3.16.2005

Jib Jab - never lets me down

JibJab.com

3.11.2005

A good quote on a bad day...

I'll be moving back to my folks this weekend. I don't usually bring up persona matters on the blog but splitting up with Ashley is an event far more impacting on me than any of the socio-political/cultural shite that I babble about or point out here. Immersing myself in my classwork keeps the depression at bay, but truly, I'm sad. I came across a quote today in Edward M. Said's Culture & Imperialism (a prime example of the socio-political cultural shite I babble about here) that touched on an element of my core beliefs - spiritual beliefs actually. On the surface, he was speaking about conflicts over land and resources between cultures. But as with all of Said's writing, it is never surface level, always multi-layered and open to myriad interpretations. He said, "Everything about human history is rooted in the earth..."

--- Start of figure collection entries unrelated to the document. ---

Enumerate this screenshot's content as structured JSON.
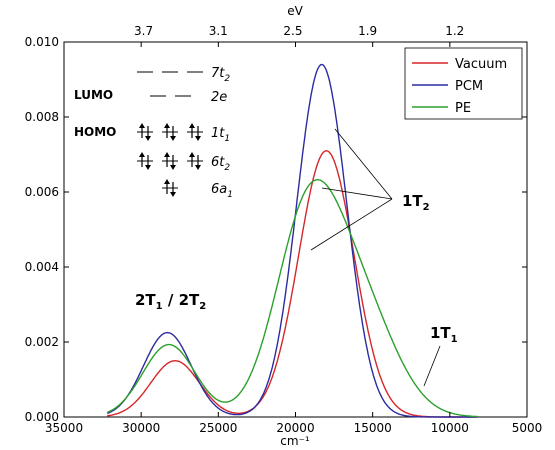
{
  "chart_data": {
    "type": "line",
    "xlabel": "cm⁻¹",
    "top_xlabel": "eV",
    "xlim": [
      35000,
      5000
    ],
    "ylim": [
      0,
      0.01
    ],
    "x_ticks": [
      35000,
      30000,
      25000,
      20000,
      15000,
      10000,
      5000
    ],
    "x_tick_labels": [
      "35000",
      "30000",
      "25000",
      "20000",
      "15000",
      "10000",
      "5000"
    ],
    "y_ticks": [
      0,
      0.002,
      0.004,
      0.006,
      0.008,
      0.01
    ],
    "y_tick_labels": [
      "0.000",
      "0.002",
      "0.004",
      "0.006",
      "0.008",
      "0.010"
    ],
    "top_ticks": [
      {
        "label": "3.7",
        "x": 29843
      },
      {
        "label": "3.1",
        "x": 25003
      },
      {
        "label": "2.5",
        "x": 20164
      },
      {
        "label": "1.9",
        "x": 15325
      },
      {
        "label": "1.2",
        "x": 9679
      }
    ],
    "legend_position": "top-right",
    "grid": false,
    "series": [
      {
        "name": "Vacuum",
        "color": "#d62728",
        "x_start": 32200,
        "x_end": 8200,
        "peaks": [
          {
            "center": 27800,
            "height": 0.0015,
            "width": 1580
          },
          {
            "center": 18000,
            "height": 0.0071,
            "width": 1800
          }
        ],
        "tail": {
          "amp": 0.0,
          "center": 12000,
          "width": 1800
        }
      },
      {
        "name": "PCM",
        "color": "#2c2ca0",
        "x_start": 32200,
        "x_end": 8200,
        "peaks": [
          {
            "center": 28300,
            "height": 0.00225,
            "width": 1550
          },
          {
            "center": 18300,
            "height": 0.0094,
            "width": 1620
          }
        ],
        "tail": {
          "amp": 0.0,
          "center": 12000,
          "width": 1800
        }
      },
      {
        "name": "PE",
        "color": "#2ca02c",
        "x_start": 32200,
        "x_end": 8200,
        "peaks": [
          {
            "center": 28200,
            "height": 0.00193,
            "width": 1700
          },
          {
            "center": 19200,
            "height": 0.0052,
            "width": 2100
          }
        ],
        "tail": {
          "amp": 0.0028,
          "center": 15800,
          "width": 2300
        }
      }
    ],
    "annotations": {
      "band_1t2": {
        "main": "1T",
        "sub": "2"
      },
      "band_2t1_2t2": {
        "part1": "2T",
        "sub1": "1",
        "sep": " / 2T",
        "sub2": "2"
      },
      "band_1t1": {
        "main": "1T",
        "sub": "1"
      }
    },
    "orbital_diagram": {
      "lumo_label": "LUMO",
      "homo_label": "HOMO",
      "levels": [
        {
          "label": "7t",
          "sub": "2",
          "type": "empty-triple"
        },
        {
          "label": "2e",
          "sub": "",
          "type": "empty-double"
        },
        {
          "label": "1t",
          "sub": "1",
          "type": "filled-triple"
        },
        {
          "label": "6t",
          "sub": "2",
          "type": "filled-triple"
        },
        {
          "label": "6a",
          "sub": "1",
          "type": "filled-single"
        }
      ]
    }
  }
}
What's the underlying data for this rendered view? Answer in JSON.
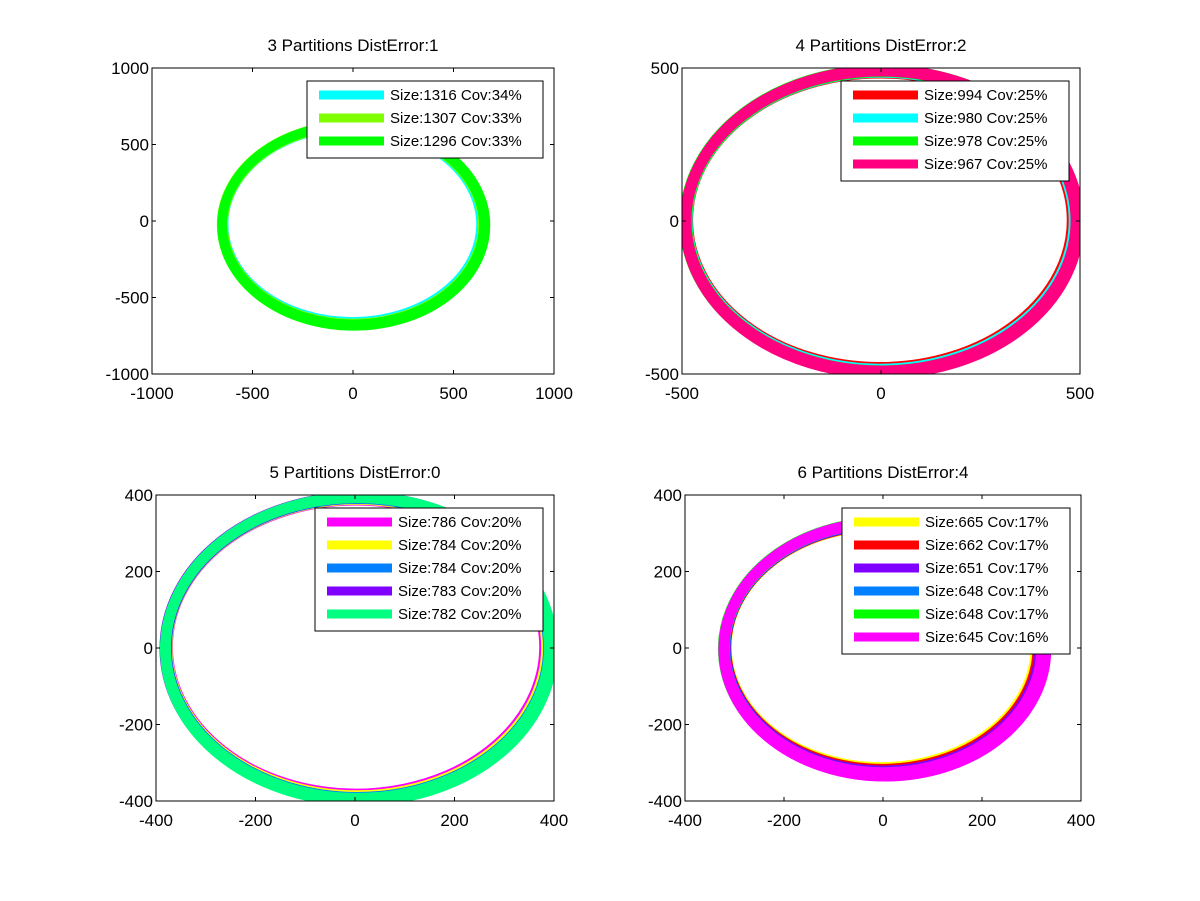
{
  "chart_data": [
    {
      "type": "scatter",
      "title": "3 Partitions DistError:1",
      "xlim": [
        -1000,
        1000
      ],
      "ylim": [
        -1000,
        1000
      ],
      "xticks": [
        -1000,
        -500,
        0,
        500,
        1000
      ],
      "yticks": [
        -1000,
        -500,
        0,
        500,
        1000
      ],
      "xtick_labels": [
        "-1000",
        "-500",
        "0",
        "500",
        "1000"
      ],
      "ytick_labels": [
        "-1000",
        "-500",
        "0",
        "500",
        "1000"
      ],
      "ring": {
        "cx": 0,
        "cy": -25,
        "rx": 650,
        "ry": 650,
        "thickness": 55
      },
      "legend_position": "top-right",
      "series": [
        {
          "name": "Size:1316 Cov:34%",
          "color": "#00ffff"
        },
        {
          "name": "Size:1307 Cov:33%",
          "color": "#80ff00"
        },
        {
          "name": "Size:1296 Cov:33%",
          "color": "#00ff00"
        }
      ],
      "top_series_color": "#00ff00"
    },
    {
      "type": "scatter",
      "title": "4 Partitions DistError:2",
      "xlim": [
        -500,
        500
      ],
      "ylim": [
        -500,
        500
      ],
      "xticks": [
        -500,
        0,
        500
      ],
      "yticks": [
        -500,
        0,
        500
      ],
      "xtick_labels": [
        "-500",
        "0",
        "500"
      ],
      "ytick_labels": [
        "-500",
        "0",
        "500"
      ],
      "ring": {
        "cx": 0,
        "cy": 0,
        "rx": 490,
        "ry": 490,
        "thickness": 32
      },
      "legend_position": "top-right",
      "series": [
        {
          "name": "Size:994 Cov:25%",
          "color": "#ff0000"
        },
        {
          "name": "Size:980 Cov:25%",
          "color": "#00ffff"
        },
        {
          "name": "Size:978 Cov:25%",
          "color": "#00ff00"
        },
        {
          "name": "Size:967 Cov:25%",
          "color": "#ff0080"
        }
      ],
      "top_series_color": "#ff0080"
    },
    {
      "type": "scatter",
      "title": "5 Partitions DistError:0",
      "xlim": [
        -400,
        400
      ],
      "ylim": [
        -400,
        400
      ],
      "xticks": [
        -400,
        -200,
        0,
        200,
        400
      ],
      "yticks": [
        -400,
        -200,
        0,
        200,
        400
      ],
      "xtick_labels": [
        "-400",
        "-200",
        "0",
        "200",
        "400"
      ],
      "ytick_labels": [
        "-400",
        "-200",
        "0",
        "200",
        "400"
      ],
      "ring": {
        "cx": 5,
        "cy": 0,
        "rx": 385,
        "ry": 392,
        "thickness": 24
      },
      "legend_position": "top-right",
      "series": [
        {
          "name": "Size:786 Cov:20%",
          "color": "#ff00ff"
        },
        {
          "name": "Size:784 Cov:20%",
          "color": "#ffff00"
        },
        {
          "name": "Size:784 Cov:20%",
          "color": "#0080ff"
        },
        {
          "name": "Size:783 Cov:20%",
          "color": "#8000ff"
        },
        {
          "name": "Size:782 Cov:20%",
          "color": "#00ff80"
        }
      ],
      "top_series_color": "#00ff80"
    },
    {
      "type": "scatter",
      "title": "6 Partitions DistError:4",
      "xlim": [
        -400,
        400
      ],
      "ylim": [
        -400,
        400
      ],
      "xticks": [
        -400,
        -200,
        0,
        200,
        400
      ],
      "yticks": [
        -400,
        -200,
        0,
        200,
        400
      ],
      "xtick_labels": [
        "-400",
        "-200",
        "0",
        "200",
        "400"
      ],
      "ytick_labels": [
        "-400",
        "-200",
        "0",
        "200",
        "400"
      ],
      "ring": {
        "cx": 0,
        "cy": 0,
        "rx": 320,
        "ry": 325,
        "thickness": 24
      },
      "legend_position": "top-right",
      "series": [
        {
          "name": "Size:665 Cov:17%",
          "color": "#ffff00"
        },
        {
          "name": "Size:662 Cov:17%",
          "color": "#ff0000"
        },
        {
          "name": "Size:651 Cov:17%",
          "color": "#8000ff"
        },
        {
          "name": "Size:648 Cov:17%",
          "color": "#0080ff"
        },
        {
          "name": "Size:648 Cov:17%",
          "color": "#00ff00"
        },
        {
          "name": "Size:645 Cov:16%",
          "color": "#ff00ff"
        }
      ],
      "top_series_color": "#ff00ff"
    }
  ]
}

Our earliest organized religions revolved around Male Rain/Sky/Storm Gods and Mother Earth Goddesses - the fertitlity parallel is, I think, completely obvious. Like rain from the sky brings the fruit of the earth, the rain from a man, brings forth the fruit of a woman. From the get go, the fertility of the earth and the fertility of humans have been at the center of our most basic ideologies. Fecundity (Saleos is, after all the demon of fecundity) has bee the simplest and most basic motivator of people ever since two of them got together and said, lets claim this garden and make some babies.

War & Love? The desire to claim the fecundity of the earth has, over years resulted in the most devastating conflicts to control it. Wars between nearly identical peoples who could share land easily, instead become the norm of our existence. And is this true too of love? The pain and sadness I feel, the quarrels Ash and I have had, the conflict that we feel - is love and pain simply the end result of our desire to honor, possess, and secure the fecundity of another person? Is love simply an emotional adaptation to deal with the innate desire to procreate? Or perhaps an innate desire to be coupled - as is naturally represented by those early symbiotic, dualistic, yin-yang gods? Is there a universal duality that we are programmed for, and as a result, we can not avoid desiring to secure both earth, and its personal embodiment in the form or a fertile (and I don't mean just reproductively, but one who is full of beautiful and powerful and necessary qualities) partner?

I thought I found my mother earth. But perhaps not. And it is the idea, fear, of being without earth that makes me so sad, and dictates my behavior so powerfully these days - controls my personal history as the quest for land has dictated political history. Indeed, my own peronsal history is deeply rooted in the earth, in my search for a complement, in my search for someone to drink my rain.